Le site de Robert Navarro

N° 10 (suite) Collectivités territoriales : suite !

mardi 29 septembre 2009 par Robert Navarro

Ma lettre d’information de juillet-août a entraîné de nombreuses réactions ! Collectivités territoriales, taxes professionnelle et carbone seront sans aucun doute les sujets de la rentrée. Je vais tâcher de répondre ici aux remarques de chacun !

Avant d’analyser le fond du dossier, revenons sur les objectifs poursuivis par Nicolas Sarkozy : le premier est électoral ; la droite n’accepte pas que nous gouvernions 21 régions sur 22, les 2/3 des départements, et 14 des 20 plus grandes villes françaises. Le mode de scrutin envisagé pour les conseillers territoriaux est transparent : proportionnel sur les circonscriptions urbaines, là où la gauche domine électoralement. Majoritaire uninominal à un tour dans les territoires ruraux, où la droite arrive en tête… le redécoupage préparé par Alain Marleix complète cette manipulation électorale, en faisant perdre 40 députés aux socialistes à score égal à celui de 2007 ! Cette réforme est une honte pour la démocratie.

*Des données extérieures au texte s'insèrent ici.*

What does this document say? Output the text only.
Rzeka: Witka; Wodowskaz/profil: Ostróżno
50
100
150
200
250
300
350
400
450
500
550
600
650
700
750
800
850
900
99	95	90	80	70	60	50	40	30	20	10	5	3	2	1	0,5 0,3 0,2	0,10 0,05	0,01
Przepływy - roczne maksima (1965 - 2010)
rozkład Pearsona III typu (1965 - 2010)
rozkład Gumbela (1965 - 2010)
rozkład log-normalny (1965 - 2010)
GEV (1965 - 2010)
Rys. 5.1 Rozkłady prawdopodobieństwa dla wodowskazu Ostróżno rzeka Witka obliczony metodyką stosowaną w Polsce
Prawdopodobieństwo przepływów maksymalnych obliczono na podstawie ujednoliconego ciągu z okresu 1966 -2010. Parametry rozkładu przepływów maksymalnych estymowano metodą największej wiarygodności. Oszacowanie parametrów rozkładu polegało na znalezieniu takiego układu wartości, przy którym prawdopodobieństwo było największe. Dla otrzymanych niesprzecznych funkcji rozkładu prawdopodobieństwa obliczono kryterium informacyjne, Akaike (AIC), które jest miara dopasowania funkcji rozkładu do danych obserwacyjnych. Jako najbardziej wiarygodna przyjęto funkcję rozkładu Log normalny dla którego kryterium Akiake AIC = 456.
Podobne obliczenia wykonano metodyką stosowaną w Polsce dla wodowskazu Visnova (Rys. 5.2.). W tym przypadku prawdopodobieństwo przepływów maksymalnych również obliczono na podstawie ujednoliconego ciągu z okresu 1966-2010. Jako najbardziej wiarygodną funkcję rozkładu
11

Le deuxième objectif du Gouvernement est d’asphyxier les collectivités territoriales en continuant à accroître les transferts de charges tout en diminuant les ressources. La droite veut faire croire aux français que les élus locaux et les socialistes sont dépensiers, et développe un discours populiste anti-élus, en promettant d’en supprimer 30 à 50 %. Encore une fois, je le rappelle : les collectivités territoriales ont assuré 73 % de l’investissement public tandis que leur dette représente moins de 10 % de l’endettement national. Pendant ce temps, le Gouvernement est responsable par ses réformes fiscales de l’explosion des déficits et de la dette.

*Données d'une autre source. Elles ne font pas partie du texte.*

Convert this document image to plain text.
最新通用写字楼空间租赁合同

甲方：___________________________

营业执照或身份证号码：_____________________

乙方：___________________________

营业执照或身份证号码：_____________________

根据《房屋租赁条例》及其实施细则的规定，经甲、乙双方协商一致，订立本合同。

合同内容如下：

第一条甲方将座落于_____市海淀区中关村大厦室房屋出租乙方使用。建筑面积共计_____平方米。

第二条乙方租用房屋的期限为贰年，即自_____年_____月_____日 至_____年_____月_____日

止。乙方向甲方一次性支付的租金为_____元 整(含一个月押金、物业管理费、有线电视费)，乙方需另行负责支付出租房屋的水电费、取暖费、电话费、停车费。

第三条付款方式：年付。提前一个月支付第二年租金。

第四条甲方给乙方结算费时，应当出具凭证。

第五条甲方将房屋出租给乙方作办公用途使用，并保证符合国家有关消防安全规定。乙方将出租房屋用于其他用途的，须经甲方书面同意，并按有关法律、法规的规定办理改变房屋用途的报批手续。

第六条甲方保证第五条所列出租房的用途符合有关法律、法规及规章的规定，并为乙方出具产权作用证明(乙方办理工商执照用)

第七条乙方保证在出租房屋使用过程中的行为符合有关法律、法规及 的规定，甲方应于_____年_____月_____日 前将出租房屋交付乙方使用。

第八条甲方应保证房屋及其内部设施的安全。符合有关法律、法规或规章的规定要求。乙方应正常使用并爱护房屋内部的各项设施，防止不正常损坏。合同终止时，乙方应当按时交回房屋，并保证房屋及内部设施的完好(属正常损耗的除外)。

Sur le fond de la réforme, quelques-uns parmi vous considèrent que « cela n’enlèverait rien à ces deux collectivités qu’elles soient représentées par les mêmes personnes ». Au contraire certains en attendent une concertation plus facile et moins de doublons, pour plus d’efficacité. Pourtant, les collectivités sont déjà largement spécialisées : 80 % des budgets des départements et des régions sont affectés à leurs principales compétences. La fusion des élus régionaux et départementaux affaiblirait à la fois les régions qui n’ont pas vocation à être des fédérations de cantons et les départements dont les élus seraient éloignés des citoyens. Les institutions structurent l’identification politique et les réflexions menées.

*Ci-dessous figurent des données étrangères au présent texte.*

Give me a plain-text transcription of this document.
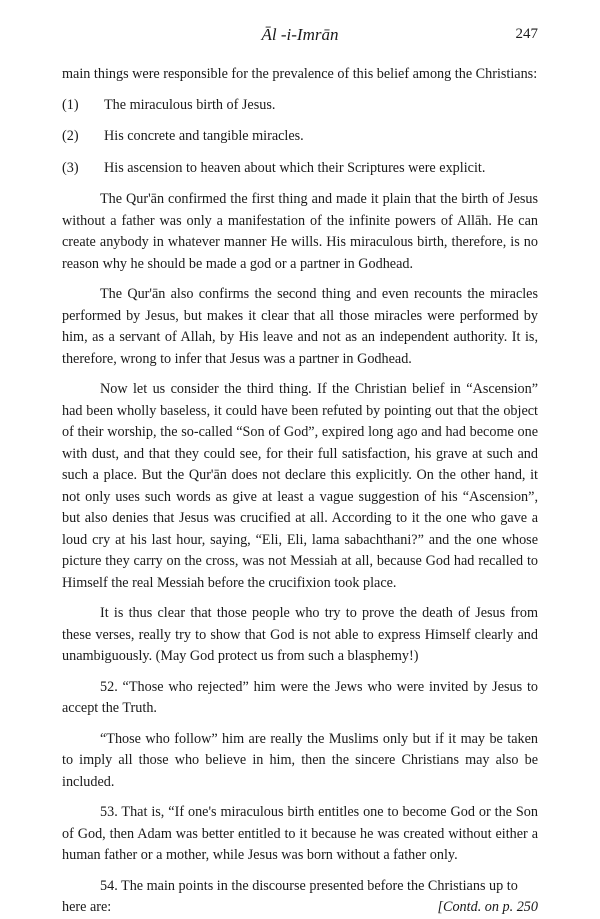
Āl -i-Imrān	247

main things were responsible for the prevalence of this belief among the Christians:

(1)	The miraculous birth of Jesus.
(2)	His concrete and tangible miracles.
(3)	His ascension to heaven about which their Scriptures were explicit.

The Qur'ān confirmed the first thing and made it plain that the birth of Jesus without a father was only a manifestation of the infinite powers of Allāh. He can create anybody in whatever manner He wills. His miraculous birth, therefore, is no reason why he should be made a god or a partner in Godhead.

The Qur'ān also confirms the second thing and even recounts the miracles performed by Jesus, but makes it clear that all those miracles were performed by him, as a servant of Allah, by His leave and not as an independent authority. It is, therefore, wrong to infer that Jesus was a partner in Godhead.

Now let us consider the third thing. If the Christian belief in “Ascension” had been wholly baseless, it could have been refuted by pointing out that the object of their worship, the so-called “Son of God”, expired long ago and had become one with dust, and that they could see, for their full satisfaction, his grave at such and such a place. But the Qur'ān does not declare this explicitly. On the other hand, it not only uses such words as give at least a vague suggestion of his “Ascension”, but also denies that Jesus was crucified at all. According to it the one who gave a loud cry at his last hour, saying, “Eli, Eli, lama sabachthani?” and the one whose picture they carry on the cross, was not Messiah at all, because God had recalled to Himself the real Messiah before the crucifixion took place.

It is thus clear that those people who try to prove the death of Jesus from these verses, really try to show that God is not able to express Himself clearly and unambiguously. (May God protect us from such a blasphemy!)

52. “Those who rejected” him were the Jews who were invited by Jesus to accept the Truth.

“Those who follow” him are really the Muslims only but if it may be taken to imply all those who believe in him, then the sincere Christians may also be included.

53. That is, “If one's miraculous birth entitles one to become God or the Son of God, then Adam was better entitled to it because he was created without either a human father or a mother, while Jesus was born without a father only.

54. The main points in the discourse presented before the Christians up to

here are:	[Contd. on p. 250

D’un point de vue général, je souhaite aussi revenir sur « cette religion de l’efficacité » qui n’explique jamais en quoi consiste l’efficacité, pour quoi faire, avec quels objectifs, quels projets de société, quels valeurs à défendre. Personne ne conteste que Nicolas Sarkozy soit très efficace pour produire des lois, par exemple sur l’insécurité : à chaque fait divers une nouvelle loi. Mais l’insécurité est toujours en hausse… on peut être efficace pour le meilleur et pour le pire ! L’important se trouve dans la réflexion avant l’action. Alors que ce Gouvernement multiplie les procédures d’urgence pour faire passer sans débat ses lois, je défends un point de vue qui accepte la complexité du monde : les intérêts des citoyens d’une commune, par rapport à d’autres dans le même département, par rapport à d’autres au sein de la région peuvent être divergents. C’est naturel et normal. Pour créer une synergie, pour avancer dans le débat, pour résoudre les contradictions, il faut travailler à plusieurs échelons, par le débat. C’est par cette réflexion, ce chemin, que la prise de décision se fait. « Caminante, no hay camino, se hace camino al andar » (« Marcheur, il n’y a pas de chemin ; le chemin se construit en marchant ») disait le poète Antonio Machado.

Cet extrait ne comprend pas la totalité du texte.